Ich ermuntere ausdrücklich zur kritischen Begleitung unserer Arbeit.
Was mich aber stört, ist die Häme mit der sie manchmal vorgetragen
wird.
Sehr
geehrte Stadtratsmitglieder: Sie leisten sehr viel und Sie leisten
enormes für diese Stadt! Und das in Ihrer Freizeit! Ohne Ihr Mittun
würde sich diese Stadt nicht so positiv verändert haben. Dafür
will ich Ihnen ausdrücklich von dieser Stelle aus danken.
Ich
begrüße ganz besonders auch Mitglieder des Kreistages. Ich denke,
dass gewachsene Verständnis dafür, dass unsere Probleme gemeinsamen
Probleme sind, hat uns im letzten Jahr näher gebracht. Es gab auch
unterschiedliche Auffassungen zu einzelnen Problemen. Das will ich
nicht verwischen. Es wird auch in Zukunft so sein. Dennoch sind wir
auf dem Weg zu einem konstruktiven Miteinander gewachsen. Ich bedanke
mich besonders bei Frau Landrätin Keller und Ihren Beigeordneten,
Frau Krauth und Herrn Nüßle, die dieses gemeinsame Anliegen immer
auch zu Ihrem persönlichen machen.
Ich
begrüße die Direktoren bzw. Vertreter unserer Gerichte, des
Amtsgerichtes, des Sozialgerichtes und des Arbeitsgerichtes. Sie
tragen wesentlich zum Rechtsfrieden in dieser Stadt und dieser Region
bei und sind ein fester Bestandteil unseres gesellschaftlichen
Lebens. Sie bereichern damit diese Stadt. Wir schätzen Ihre heutige
Teilnahme am Neujahrsempfang als Vertreter der „Judikative“ sehr.
Ich
begrüße die Geschäftsführer der Stadtwerkegruppe und anderer
Unternehmen, an denen Nordhausen beteiligt ist. Derzeit sind
schwierige Themen zu bewältigen. Ich nenne nur die Stichworte
‚Beteiligungsrichtlinie‘ und ‚Haushaltskonsolidierung‘ und
hoffe auf Ihr Verständnis. Ich bitte Sie weiter um
konstruktiv-kritische Begleitung unserer Maßnahmen.
Ich
begrüße herzlich die Vertreter vieler gesellschaftlicher Gruppen,
Kirchen, Parteien, Gewerkschaften und Vereine, ohne die unser Leben
nicht vorstellbar wäre.
Ich
begrüße auch ganz herzlich die Vertreter der Medien.
Liebe
Nordhäuserinnen und Nordhäuser, liebe Gäste!
Ich
wünsche Ihnen allen alles Gute für das neue Jahr 2014. Möge das
vor uns liegende Jahr ein vor allem friedliches, ein für uns alle
gesundes und für diese Stadt und unsere Region ein gedeihliches
sein. Wir dürfen nie aus den Augen verlieren, für wen wir unsere
Arbeit tun, nämlich für die Menschen dieser Stadt und dieser
Region. Diese dürfen zu recht von uns erwarten, dass wir uns um Ihre
Belange kümmern.
Neujahrsempfänge
sollten zu dieser Selbstvergewisserung beitragen. Deshalb bin ich
sehr froh, dass so viele Interessierte zu unserem Neujahrsempfang
heute gekommen sind. So viel Selbstvergewisserung, das stimmt
optimistisch.
Es
gehört zu den guten Ritualen von Neujahrsempfängen, Optimismus
auszustrahlen. Deshalb habe ich nach positiven Schlagzeilen gesucht.

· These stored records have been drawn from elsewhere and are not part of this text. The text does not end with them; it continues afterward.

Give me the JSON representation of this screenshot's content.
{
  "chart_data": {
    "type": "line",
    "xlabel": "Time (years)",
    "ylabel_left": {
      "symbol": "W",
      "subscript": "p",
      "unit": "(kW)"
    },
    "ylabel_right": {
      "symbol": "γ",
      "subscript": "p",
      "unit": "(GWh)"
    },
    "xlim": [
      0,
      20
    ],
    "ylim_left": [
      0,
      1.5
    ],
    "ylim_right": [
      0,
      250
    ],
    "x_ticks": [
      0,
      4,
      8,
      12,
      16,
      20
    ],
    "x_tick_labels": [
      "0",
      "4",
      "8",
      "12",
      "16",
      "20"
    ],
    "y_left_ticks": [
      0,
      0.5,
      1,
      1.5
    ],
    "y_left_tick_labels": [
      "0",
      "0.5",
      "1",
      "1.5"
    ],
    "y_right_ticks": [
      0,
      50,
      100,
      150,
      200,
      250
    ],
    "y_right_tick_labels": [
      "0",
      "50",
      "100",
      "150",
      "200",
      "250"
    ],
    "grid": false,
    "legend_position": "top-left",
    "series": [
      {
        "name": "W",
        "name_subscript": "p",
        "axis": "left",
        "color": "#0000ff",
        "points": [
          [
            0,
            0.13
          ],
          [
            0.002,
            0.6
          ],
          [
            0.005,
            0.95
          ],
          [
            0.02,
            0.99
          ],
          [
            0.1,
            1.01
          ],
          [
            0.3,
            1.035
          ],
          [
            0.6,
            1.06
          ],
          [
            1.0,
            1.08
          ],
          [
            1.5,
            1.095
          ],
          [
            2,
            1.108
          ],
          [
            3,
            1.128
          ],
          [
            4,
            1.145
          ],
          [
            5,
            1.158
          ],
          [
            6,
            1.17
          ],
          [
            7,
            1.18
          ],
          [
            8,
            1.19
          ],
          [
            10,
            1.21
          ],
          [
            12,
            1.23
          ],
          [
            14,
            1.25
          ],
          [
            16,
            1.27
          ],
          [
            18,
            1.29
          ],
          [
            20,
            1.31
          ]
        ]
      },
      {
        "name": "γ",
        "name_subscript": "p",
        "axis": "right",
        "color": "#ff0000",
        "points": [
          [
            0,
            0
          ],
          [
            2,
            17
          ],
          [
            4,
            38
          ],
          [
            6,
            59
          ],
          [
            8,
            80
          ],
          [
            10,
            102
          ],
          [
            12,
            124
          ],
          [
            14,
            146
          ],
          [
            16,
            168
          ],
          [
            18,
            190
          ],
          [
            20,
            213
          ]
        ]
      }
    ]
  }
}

Es gibt sie auch, neben den nach wie vor betrüblichen Nachrichten
aus Syrien und dem Irak und dass der NSA Computer dank sogenannter
Funkwanzen auch offline ausspionieren kann
- Weltbank-Prognose: Weltwirtschaft wieder im Aufwind
- EU-Parlament dämmt Finanzspekulationen ein,
- Staatskasse 2013 mit einer „roten Null“ - Bund, Länder, Kommunen und Sozialkassen decken mit Ihren Einnahmen fast vollständig ihre Ausgaben und machen kaum noch neue Schulden,
Das
sind auch positive Nachrichten für Nordhausen: Eine Wirtschaft im
Aufwind lässt für unser Industriegebiet vor den Toren Nordhausens
hoffen. Mit der Eindämmung der Finanzspekulationen sind auch die
sogenannten Kleinanleger in Nordhausen besser geschützt und mit
einem Schluss der Schuldenpolitik hinterlassen wir unseren Kindern
und Kindeskinder nicht mehr unsere Wohlstandslasten.
Es
gibt auch positive Nachrichten direkt aus unserer Stadt und Region!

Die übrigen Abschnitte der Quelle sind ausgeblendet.